Sample datasets for AI, ML, and DL development
Earlier it was difficult to find datasets for AI projects since everyone was worried about sharing the data because it may be used for the wrong purpose. In recent years, lots of communities and organizations have made datasets available online which is free is used by anyone. Datasets play a key role in AI, ML, and DL projects.

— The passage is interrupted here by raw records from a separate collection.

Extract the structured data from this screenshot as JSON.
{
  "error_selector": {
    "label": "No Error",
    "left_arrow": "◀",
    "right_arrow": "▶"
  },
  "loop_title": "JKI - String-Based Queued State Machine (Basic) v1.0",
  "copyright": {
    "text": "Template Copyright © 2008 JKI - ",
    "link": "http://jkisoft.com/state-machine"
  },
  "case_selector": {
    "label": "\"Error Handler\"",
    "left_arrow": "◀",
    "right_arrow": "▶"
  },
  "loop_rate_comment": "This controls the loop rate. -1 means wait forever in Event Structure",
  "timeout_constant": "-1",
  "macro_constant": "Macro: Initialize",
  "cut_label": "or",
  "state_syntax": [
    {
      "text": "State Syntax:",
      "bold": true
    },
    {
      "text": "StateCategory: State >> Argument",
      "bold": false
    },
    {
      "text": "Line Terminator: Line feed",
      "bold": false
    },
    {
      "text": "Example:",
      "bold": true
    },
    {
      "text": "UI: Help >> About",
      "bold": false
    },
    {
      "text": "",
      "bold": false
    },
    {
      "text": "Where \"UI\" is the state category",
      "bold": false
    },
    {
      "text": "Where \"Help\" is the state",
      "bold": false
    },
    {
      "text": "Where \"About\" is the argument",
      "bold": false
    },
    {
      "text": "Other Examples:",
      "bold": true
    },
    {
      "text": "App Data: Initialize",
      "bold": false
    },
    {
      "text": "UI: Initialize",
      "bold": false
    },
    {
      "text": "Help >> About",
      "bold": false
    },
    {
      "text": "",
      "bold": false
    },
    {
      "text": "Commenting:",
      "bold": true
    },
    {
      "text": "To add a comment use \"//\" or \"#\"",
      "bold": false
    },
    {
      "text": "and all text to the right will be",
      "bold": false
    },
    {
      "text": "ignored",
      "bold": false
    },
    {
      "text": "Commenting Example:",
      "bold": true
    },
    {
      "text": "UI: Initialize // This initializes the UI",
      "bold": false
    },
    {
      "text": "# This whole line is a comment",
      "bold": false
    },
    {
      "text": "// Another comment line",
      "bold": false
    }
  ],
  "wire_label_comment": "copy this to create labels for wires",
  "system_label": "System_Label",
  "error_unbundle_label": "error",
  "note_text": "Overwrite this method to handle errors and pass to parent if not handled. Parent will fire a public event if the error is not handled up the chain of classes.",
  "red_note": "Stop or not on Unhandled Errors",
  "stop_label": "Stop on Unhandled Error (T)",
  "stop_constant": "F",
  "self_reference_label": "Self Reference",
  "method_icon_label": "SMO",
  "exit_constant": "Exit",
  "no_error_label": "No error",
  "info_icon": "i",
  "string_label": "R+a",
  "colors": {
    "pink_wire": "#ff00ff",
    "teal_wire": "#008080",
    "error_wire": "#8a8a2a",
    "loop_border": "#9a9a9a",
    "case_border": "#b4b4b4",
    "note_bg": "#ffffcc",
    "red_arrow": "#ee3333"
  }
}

As lots of datasets are available now, finding the right dataset is a difficult task. You can look for a dataset using a dataset finder. Kaggle which started in 2010 is a subsidiary of Google LLC is one of the popular dataset locations, with each dataset having a small community to discuss the specifics of data and code if available. A search box with options to search on size, file types, licenses, tags, last update will make it easy to find required datasets. UCI machine learning repository, created by the University of California, School of Information and Computer Science. It is one of the oldest sources of datasets available online and has some interesting datasets. Kdnuggets was started as a newsletter in 1993 by Gregory Piatetsky-Shapiro. It is a trusted site in business and scientific communities. It has datasets from government agencies, exchanges, and research centers. Google Datasets was created in 2018 to bring around 25 million datasets with a toolbox to search the datasets by name and find links to where the data is located. Microsoft Datasets created by Microsoft and the external research community have lots of curated datasets that can be used for research studies. VisualData contains datasets for building computer vision models and allows to search datasets by category. You can search by using computer vision-related model patterns like segmentation, image captioning, image generation, object detection, face recognition, and so on.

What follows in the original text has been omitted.